By Kate Jacobs
Not unlike the Shop around the Corner in the movie You’ve Got Mail, only with yarn instead of books, Walker and Daughter is a cute, little knitting shop hidden in the deep recess’s of New York City’s Upper West Side, run by single mom Georgia and her twelve-year-old daughter Dakota. It’s a place where a potential sale is never denied, where the door is never fully shut until well after closing time and the last straggler has had a moment to muse and ponder over the choice of wool or cotton. A place where not just stray pieces of yarn gather, but friends; women with virtually nothing in common but one general purpose: to knit together something in their lives.
Georgia and her precocious daughter are not alone in their efforts. There’s her mentor and stand-in mother, Anita, a well-established-in-life sort of friend; Peri, a pre-law student with a penchant for knitting handbags; Lucie, a tv producer who’s lost her way; Darwin, an annoying graduate student; and Georgia’s old high school friend Cat, a Pamela Anderson sort of socialite on the verge of divorce. Like a knitted scarf wrapped tightly around your neck on a blustery day, so it is with these women in a time of crisis. The yarn is what holds it together and keeps out the cold.

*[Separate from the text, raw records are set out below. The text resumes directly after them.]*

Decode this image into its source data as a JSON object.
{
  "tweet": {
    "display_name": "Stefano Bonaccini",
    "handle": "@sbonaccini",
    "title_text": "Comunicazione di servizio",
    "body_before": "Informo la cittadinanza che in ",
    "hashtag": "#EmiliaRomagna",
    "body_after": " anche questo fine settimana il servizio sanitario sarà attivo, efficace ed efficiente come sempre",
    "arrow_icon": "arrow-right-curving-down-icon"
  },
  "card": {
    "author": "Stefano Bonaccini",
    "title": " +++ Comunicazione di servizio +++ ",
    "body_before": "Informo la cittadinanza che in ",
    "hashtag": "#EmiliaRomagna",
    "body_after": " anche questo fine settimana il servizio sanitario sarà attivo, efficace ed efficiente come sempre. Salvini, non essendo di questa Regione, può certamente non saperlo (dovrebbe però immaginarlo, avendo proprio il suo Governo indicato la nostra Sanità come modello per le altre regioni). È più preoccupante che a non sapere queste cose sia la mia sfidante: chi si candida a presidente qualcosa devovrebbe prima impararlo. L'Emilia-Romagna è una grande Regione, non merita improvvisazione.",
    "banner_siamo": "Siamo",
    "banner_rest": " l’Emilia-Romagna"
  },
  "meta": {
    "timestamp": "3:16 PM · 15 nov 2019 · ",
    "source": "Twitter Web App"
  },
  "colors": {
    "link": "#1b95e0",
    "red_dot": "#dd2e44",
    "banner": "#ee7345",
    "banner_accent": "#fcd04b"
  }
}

The Friday Night Knitting Club is Steel Magnolias with but a different disease and location; How to Tie an American Quilt with yarn instead of fabric blocks; the Divine Secrets of the Ya-Ya Sisterhood, but without the rebuilding of a mother-daughter relationship and the cool chant. I liked all of these books, FNKC included, which follow a central theme: make the most of one’s life while you have it and a sisterhood can conquer all.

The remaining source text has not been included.